PSA was developed and published later than PISA, and had as one of its goals to be precise, and include most or all of the details visible to a P4 developer that you would want in order to answer questions like “what does multicast replication do, and what packets show up in egress as a result?” and “what does cloning/mirroring do, and what packets show up in egress as a result, with all of its headers and contents, down to the last bit?”

If I recall correctly (I haven’t re-read the source you mention by Hauser et al recently), PISA, by contrast, is described at a higher level, with fewer details, and is not sufficiently detailed to answer those kinds of questions. This is not a criticism of PISA – it was written with a different purpose in mind. Those details would have been a distraction from the purpose of the paper.

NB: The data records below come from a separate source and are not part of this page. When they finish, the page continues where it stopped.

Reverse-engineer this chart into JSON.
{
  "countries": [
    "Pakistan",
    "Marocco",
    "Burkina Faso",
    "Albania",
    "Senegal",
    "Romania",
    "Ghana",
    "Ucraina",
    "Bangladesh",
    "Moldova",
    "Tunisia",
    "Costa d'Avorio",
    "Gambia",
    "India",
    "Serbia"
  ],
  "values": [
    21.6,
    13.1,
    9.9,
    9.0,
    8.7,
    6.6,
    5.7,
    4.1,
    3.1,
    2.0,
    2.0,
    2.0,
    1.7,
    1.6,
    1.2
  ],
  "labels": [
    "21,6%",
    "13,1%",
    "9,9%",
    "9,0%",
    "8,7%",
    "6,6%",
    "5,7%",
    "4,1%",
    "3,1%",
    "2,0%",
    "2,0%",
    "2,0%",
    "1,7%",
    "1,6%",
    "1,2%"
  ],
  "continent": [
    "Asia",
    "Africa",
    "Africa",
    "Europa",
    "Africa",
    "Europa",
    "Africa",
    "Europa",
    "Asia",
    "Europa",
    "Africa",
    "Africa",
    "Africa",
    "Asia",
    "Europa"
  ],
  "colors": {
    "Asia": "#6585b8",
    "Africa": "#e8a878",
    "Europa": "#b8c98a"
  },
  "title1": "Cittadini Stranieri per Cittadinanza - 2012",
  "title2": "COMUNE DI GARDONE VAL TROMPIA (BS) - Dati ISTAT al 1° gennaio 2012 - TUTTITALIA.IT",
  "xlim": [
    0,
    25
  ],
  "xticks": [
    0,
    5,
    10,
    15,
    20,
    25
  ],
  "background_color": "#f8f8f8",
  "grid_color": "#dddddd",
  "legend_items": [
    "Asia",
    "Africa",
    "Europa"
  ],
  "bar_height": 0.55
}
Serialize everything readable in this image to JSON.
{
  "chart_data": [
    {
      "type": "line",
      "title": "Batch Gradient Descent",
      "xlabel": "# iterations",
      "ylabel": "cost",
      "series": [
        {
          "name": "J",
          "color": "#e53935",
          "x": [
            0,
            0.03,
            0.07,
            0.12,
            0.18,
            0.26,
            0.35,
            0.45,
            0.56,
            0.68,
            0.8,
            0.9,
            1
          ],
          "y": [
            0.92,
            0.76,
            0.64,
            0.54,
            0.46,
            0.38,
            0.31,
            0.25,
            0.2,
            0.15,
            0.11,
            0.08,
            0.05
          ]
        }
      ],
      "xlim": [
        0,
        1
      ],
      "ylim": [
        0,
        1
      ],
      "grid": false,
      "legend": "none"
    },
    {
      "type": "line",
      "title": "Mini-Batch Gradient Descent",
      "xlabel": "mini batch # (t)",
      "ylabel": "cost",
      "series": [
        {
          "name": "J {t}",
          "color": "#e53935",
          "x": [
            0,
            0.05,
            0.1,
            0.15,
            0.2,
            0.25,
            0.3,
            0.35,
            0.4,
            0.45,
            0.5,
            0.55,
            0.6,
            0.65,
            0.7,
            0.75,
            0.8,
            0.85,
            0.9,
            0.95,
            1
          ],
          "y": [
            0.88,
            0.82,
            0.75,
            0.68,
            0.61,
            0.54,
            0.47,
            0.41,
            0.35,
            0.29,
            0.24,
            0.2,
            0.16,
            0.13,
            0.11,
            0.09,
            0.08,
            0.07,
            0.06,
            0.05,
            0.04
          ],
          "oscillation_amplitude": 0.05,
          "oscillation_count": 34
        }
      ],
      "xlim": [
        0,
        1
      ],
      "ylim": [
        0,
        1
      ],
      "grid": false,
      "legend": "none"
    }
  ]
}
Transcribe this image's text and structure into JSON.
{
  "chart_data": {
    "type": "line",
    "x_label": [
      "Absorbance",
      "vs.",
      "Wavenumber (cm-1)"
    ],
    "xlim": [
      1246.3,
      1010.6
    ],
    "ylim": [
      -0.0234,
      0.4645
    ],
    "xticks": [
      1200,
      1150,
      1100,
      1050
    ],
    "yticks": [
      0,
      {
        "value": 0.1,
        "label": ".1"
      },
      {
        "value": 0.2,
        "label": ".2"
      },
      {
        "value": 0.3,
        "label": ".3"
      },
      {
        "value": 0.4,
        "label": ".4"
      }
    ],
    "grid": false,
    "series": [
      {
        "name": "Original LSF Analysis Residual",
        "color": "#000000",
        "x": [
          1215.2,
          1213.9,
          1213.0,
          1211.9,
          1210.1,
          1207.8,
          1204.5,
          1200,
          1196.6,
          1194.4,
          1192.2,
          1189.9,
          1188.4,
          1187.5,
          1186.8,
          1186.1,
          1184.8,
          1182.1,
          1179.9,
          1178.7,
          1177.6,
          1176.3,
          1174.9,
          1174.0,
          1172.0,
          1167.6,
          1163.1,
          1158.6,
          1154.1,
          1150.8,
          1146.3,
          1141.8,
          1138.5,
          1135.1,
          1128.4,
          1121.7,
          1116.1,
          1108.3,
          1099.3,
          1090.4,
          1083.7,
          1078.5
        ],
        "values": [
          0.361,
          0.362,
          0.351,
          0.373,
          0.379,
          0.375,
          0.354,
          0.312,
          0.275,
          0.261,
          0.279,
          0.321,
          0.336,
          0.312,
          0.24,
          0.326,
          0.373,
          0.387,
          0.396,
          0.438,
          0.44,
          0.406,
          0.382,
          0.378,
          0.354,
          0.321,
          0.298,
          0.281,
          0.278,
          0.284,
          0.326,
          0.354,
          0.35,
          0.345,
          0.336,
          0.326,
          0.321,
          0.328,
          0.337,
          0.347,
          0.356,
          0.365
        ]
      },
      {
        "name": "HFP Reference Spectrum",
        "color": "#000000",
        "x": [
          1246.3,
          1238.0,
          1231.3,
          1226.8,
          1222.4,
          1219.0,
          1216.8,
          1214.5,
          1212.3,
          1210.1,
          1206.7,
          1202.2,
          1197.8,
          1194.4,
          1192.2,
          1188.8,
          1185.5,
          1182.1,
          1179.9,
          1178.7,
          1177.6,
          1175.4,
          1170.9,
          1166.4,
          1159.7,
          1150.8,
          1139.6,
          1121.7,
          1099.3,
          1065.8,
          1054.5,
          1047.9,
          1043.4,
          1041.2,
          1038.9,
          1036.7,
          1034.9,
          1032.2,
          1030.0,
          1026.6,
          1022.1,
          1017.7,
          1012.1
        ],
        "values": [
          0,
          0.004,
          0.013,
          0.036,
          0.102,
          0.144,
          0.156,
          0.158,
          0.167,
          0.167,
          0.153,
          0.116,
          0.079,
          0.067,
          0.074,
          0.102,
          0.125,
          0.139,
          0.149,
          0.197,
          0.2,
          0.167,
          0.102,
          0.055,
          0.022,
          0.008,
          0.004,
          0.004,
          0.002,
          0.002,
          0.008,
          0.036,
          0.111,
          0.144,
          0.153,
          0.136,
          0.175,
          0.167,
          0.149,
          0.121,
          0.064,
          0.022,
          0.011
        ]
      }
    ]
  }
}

TNA was initially developed as a proprietary architecture by Barefoot and later Intel (after acquiring Barefoot), with its details very well fleshed out, but only given to people who had signed an NDA (Non-Disclosure Agreement), and not published in more detail until 2021, here: Open-Tofino/PUBLIC_Tofino-Native-Arch.pdf at master · barefootnetworks/Open-Tofino · GitHub

The Tofino ASICs always had a hardware deparser before the traffic manager, but the P4_14 language plus architecture did its best to hide its existence from the P4 developer, with the P4_14 compiler for Tofino configuring the ingress deparser hardware so that the P4 developer often would not need to know of its existence.